When will I spend >=30 minutes, on a median workday, interacting with a GPT-like tool?
Any GPT-series model would qualify. Any app using an LM-pretrained transformers for token generation would qualify, if most app interactions include queries to the model.

Currently I use Github copilot, but most interactions with my code editor do not involve copilot, so this does not qualify yet.

For context, I'd estimate I currently spend roughly 30-60 minutes per work week interacting with LM. I work on language model alignment as a PhD student. If I work on a project which requires intensive direct work with an LM on a temporary basis, this does not qualify. I will resolve this question taking an average over a one month period.

Resolving this as I frequently at least read copilot's recommendations these days when coding (though it remains highly unreliable). Also query GPT-4 more frequently as I've gotten a better sense of where it can speed me up vs just misguide me when it comes to coding related questions.

pinging @BionicD0LPH1N since you have a derivative market.

Do you have access to GPT-4?

@BionicD0LPH1N Yes chat but not API access though that'll likely change soon.

There's a decent chance this will resolve soon. Within the next few weeks I intend to commit to a randomly selected subset of days over a month period where I'll monitor my AI usage time.

Increasingly defaulting to asking ChatGPT to write parts of scripts for me. I'd guess I'm currently at 90+ minutes per week.
FWIW I intend not to 'front-run' this market, and will trade as if this market referred to e.g. one of my colleagues at the NYU ARG.

@JacobPfau I also find it more worthwhile than before to spend time probing capabilities and biases of LMs.

I can't extract any money from this market, so I created a new one asking specifically about 2023. I placed a 100 mana YES limit order at 35% if anyone wants to bet against me.

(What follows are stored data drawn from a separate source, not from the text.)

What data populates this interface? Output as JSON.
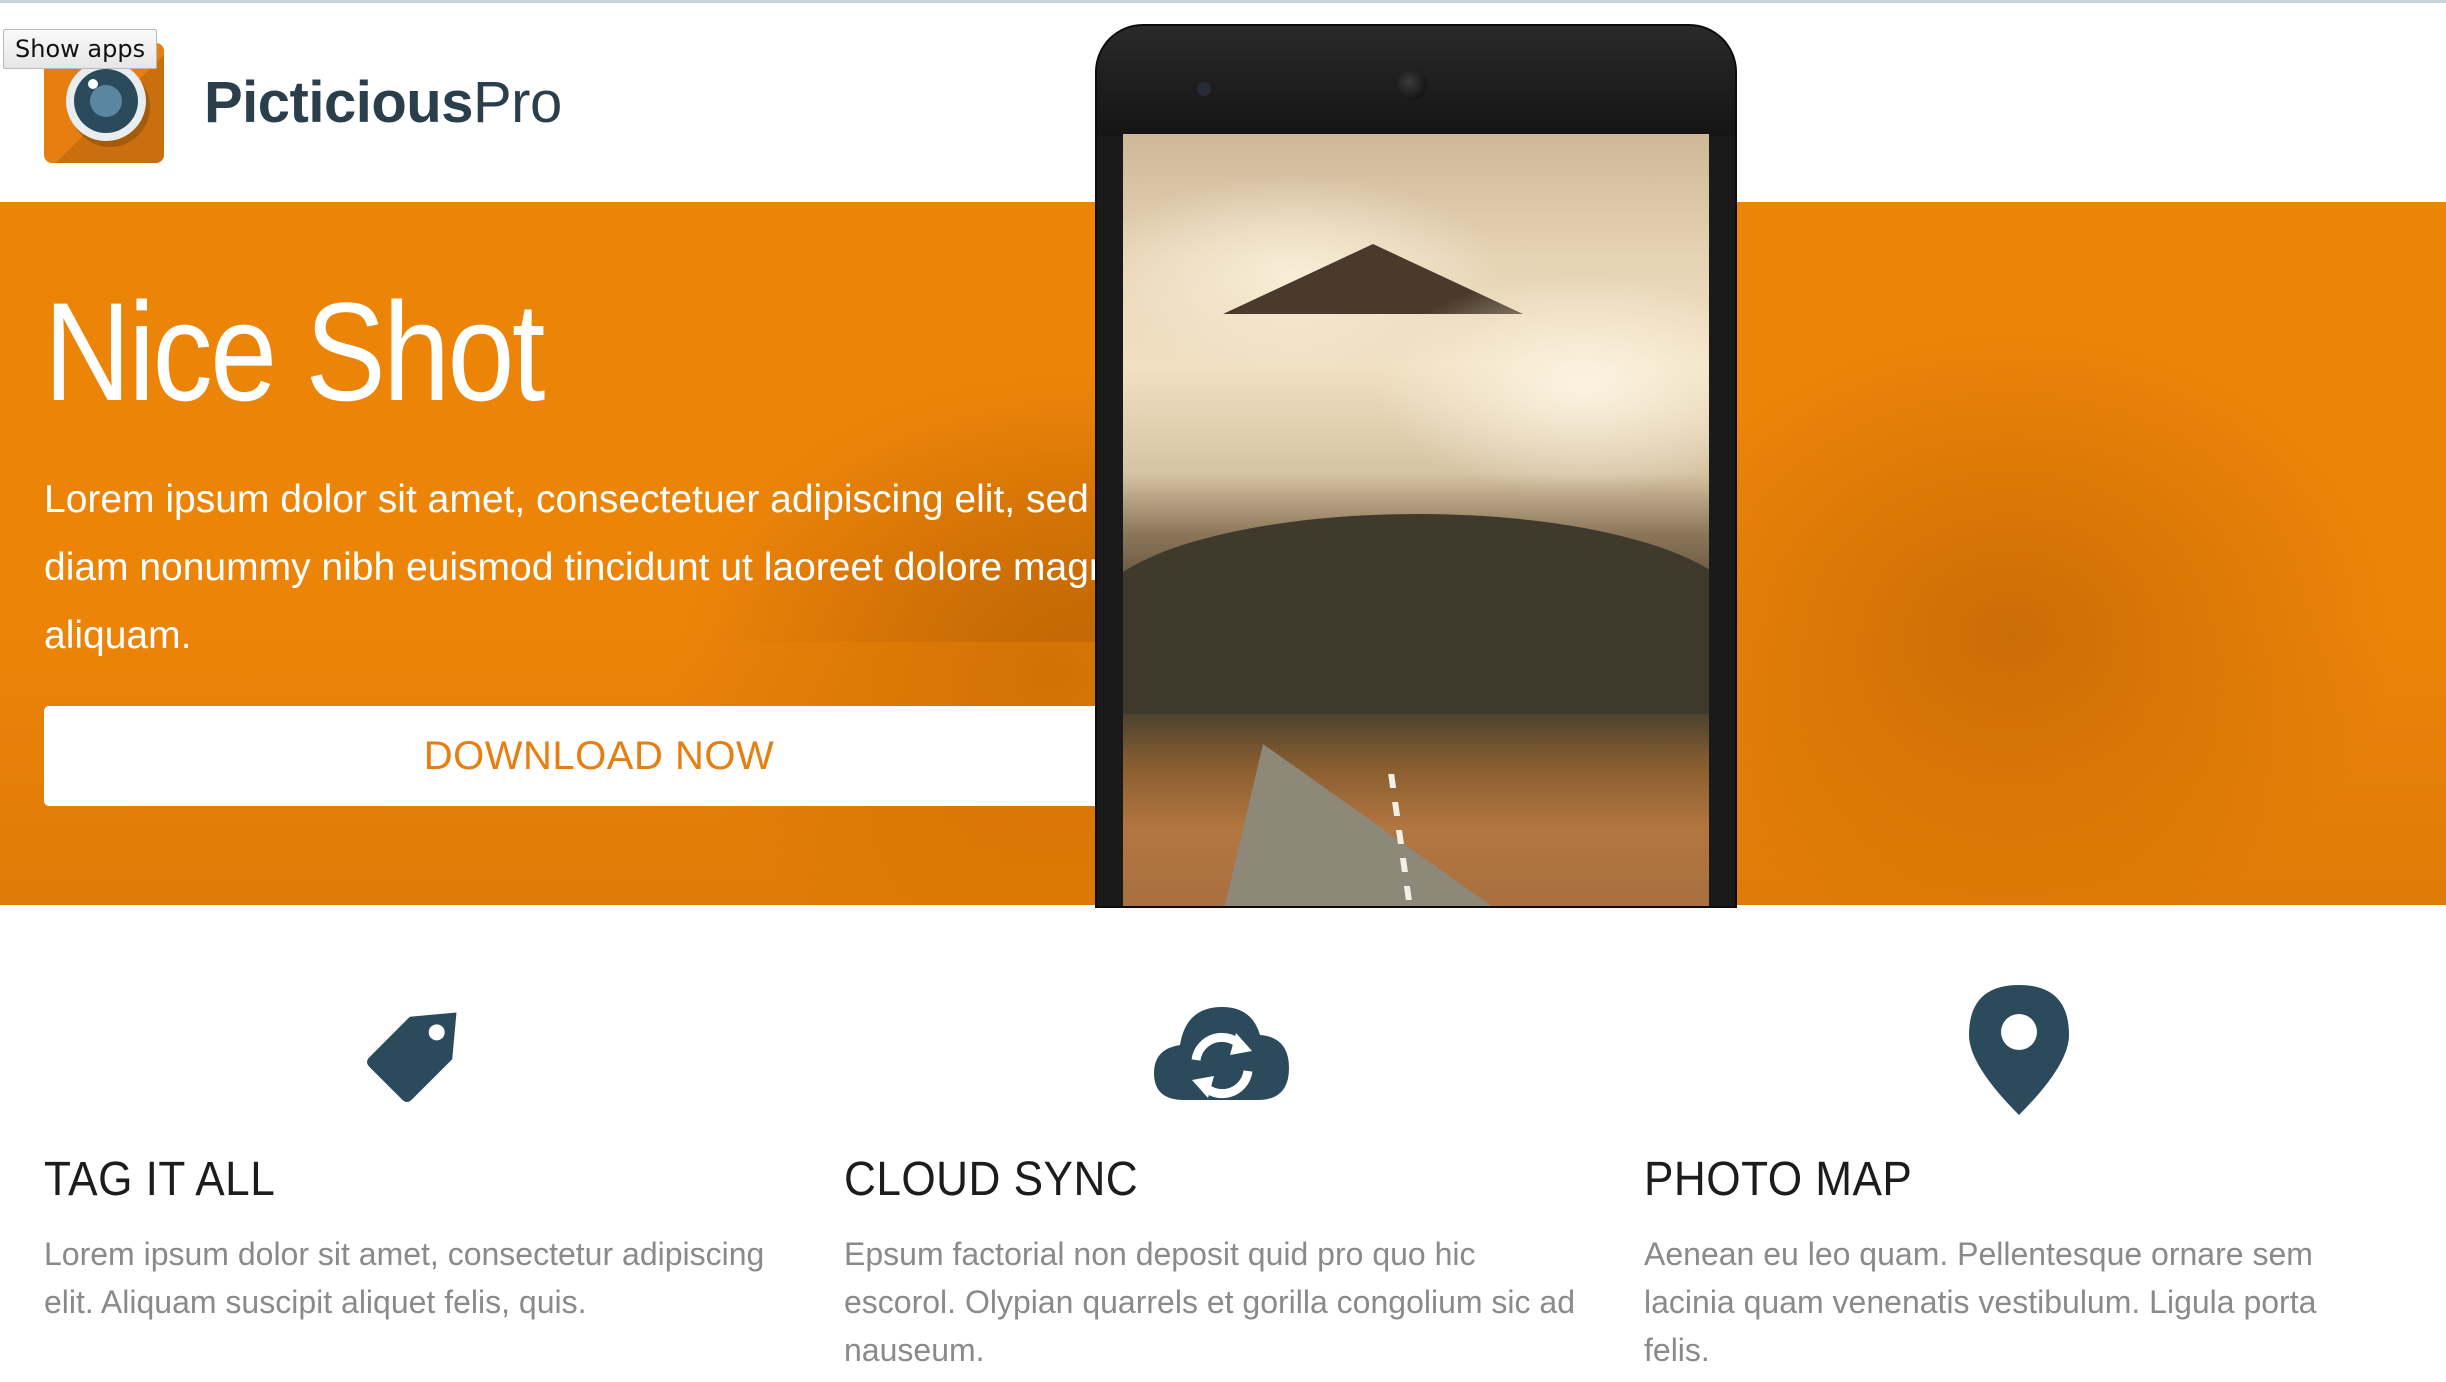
{
  "header": {
    "brand_bold": "Picticious",
    "brand_light": "Pro",
    "show_apps_label": "Show apps"
  },
  "hero": {
    "title": "Nice Shot",
    "lines": [
      "Lorem ipsum dolor sit amet, consectetuer adipiscing elit, sed",
      "diam nonummy nibh euismod tincidunt ut laoreet dolore magna",
      "aliquam."
    ],
    "cta_label": "DOWNLOAD NOW"
  },
  "features": [
    {
      "icon": "tag-icon",
      "title": "TAG IT ALL",
      "text": "Lorem ipsum dolor sit amet, consectetur adipiscing elit. Aliquam suscipit aliquet felis, quis."
    },
    {
      "icon": "cloud-sync-icon",
      "title": "CLOUD SYNC",
      "text": "Epsum factorial non deposit quid pro quo hic escorol. Olypian quarrels et gorilla congolium sic ad nauseum."
    },
    {
      "icon": "map-pin-icon",
      "title": "PHOTO MAP",
      "text": "Aenean eu leo quam. Pellentesque ornare sem lacinia quam venenatis vestibulum. Ligula porta felis."
    }
  ],
  "colors": {
    "accent": "#ec8408",
    "brand_text": "#2a3e4c",
    "icon": "#2b4a5c",
    "body_text": "#8a8a8a"
  }
}
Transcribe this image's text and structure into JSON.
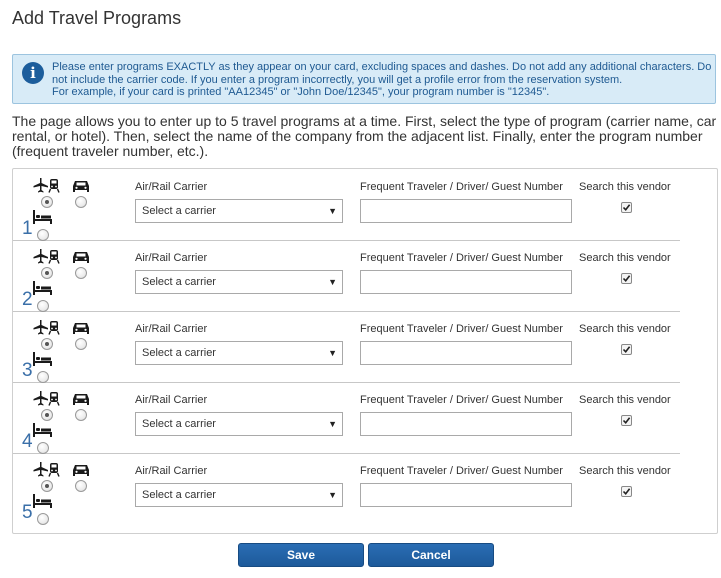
{
  "page": {
    "title": "Add Travel Programs"
  },
  "info": {
    "icon": "info-icon",
    "line1": "Please enter programs EXACTLY as they appear on your card, excluding spaces and dashes. Do not add any additional characters. Do",
    "line2": "not include the carrier code. If you enter a program incorrectly, you will get a profile error from the reservation system.",
    "line3": "For example, if your card is printed \"AA12345\" or \"John Doe/12345\", your program number is \"12345\"."
  },
  "intro": "The page allows you to enter up to 5 travel programs at a time. First, select the type of program (carrier name, car rental, or hotel). Then, select the name of the company from the adjacent list. Finally, enter the program number (frequent traveler number, etc.).",
  "rows": [
    {
      "number": "1",
      "carrier_label": "Air/Rail Carrier",
      "carrier_value": "Select a carrier",
      "number_label": "Frequent Traveler / Driver/ Guest Number",
      "number_value": "",
      "search_label": "Search this vendor",
      "search_checked": true,
      "selected_type": "air-rail"
    },
    {
      "number": "2",
      "carrier_label": "Air/Rail Carrier",
      "carrier_value": "Select a carrier",
      "number_label": "Frequent Traveler / Driver/ Guest Number",
      "number_value": "",
      "search_label": "Search this vendor",
      "search_checked": true,
      "selected_type": "air-rail"
    },
    {
      "number": "3",
      "carrier_label": "Air/Rail Carrier",
      "carrier_value": "Select a carrier",
      "number_label": "Frequent Traveler / Driver/ Guest Number",
      "number_value": "",
      "search_label": "Search this vendor",
      "search_checked": true,
      "selected_type": "air-rail"
    },
    {
      "number": "4",
      "carrier_label": "Air/Rail Carrier",
      "carrier_value": "Select a carrier",
      "number_label": "Frequent Traveler / Driver/ Guest Number",
      "number_value": "",
      "search_label": "Search this vendor",
      "search_checked": true,
      "selected_type": "air-rail"
    },
    {
      "number": "5",
      "carrier_label": "Air/Rail Carrier",
      "carrier_value": "Select a carrier",
      "number_label": "Frequent Traveler / Driver/ Guest Number",
      "number_value": "",
      "search_label": "Search this vendor",
      "search_checked": true,
      "selected_type": "air-rail"
    }
  ],
  "type_icons": [
    "airplane-train-icon",
    "car-icon",
    "hotel-bed-icon"
  ],
  "buttons": {
    "save_label": "Save",
    "cancel_label": "Cancel"
  },
  "colors": {
    "accent": "#1f63a8",
    "info_background": "#d8ebf7",
    "info_text": "#1f5a92"
  }
}
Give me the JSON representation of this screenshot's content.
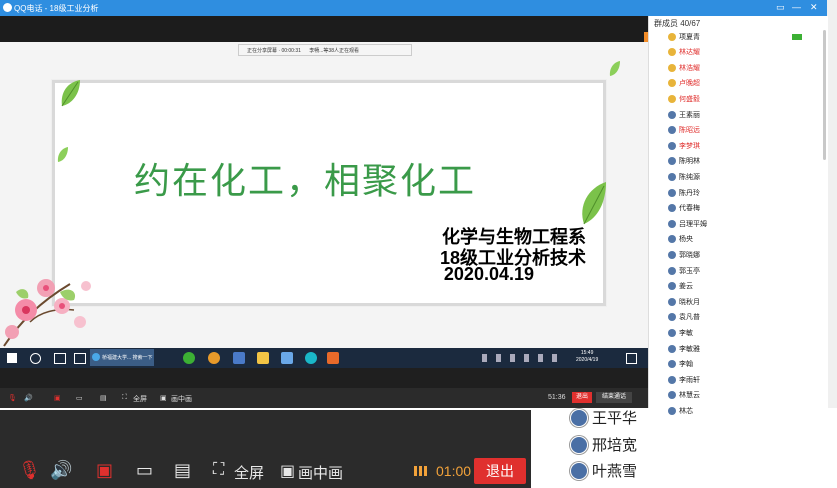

Does it count if increasingly large language models end up built into apps you use every day, providing higher-quality autocomplete, auto-fill, recommendations, content fill-in or similar? Or does it have to be something like hand-tuning prompts and feeding them to a model to complete/infill (like GPT-3 sandbox) or doing interactive completions (like ChatGPT)?

@ML Yes, if I start using auto-complete for email 15 minutes a day plus 15 minutes of QA interaction this would count. I use auto-complete very infrequently though.

Something I do use more is general spell/grammar check, I will not count this towards the 30 minutes even if a language model is used for this on the backend. I'm stipulating this a bit arbitrarily, but it's mainly because an LM would probably provide only a minimal improvement on that domain.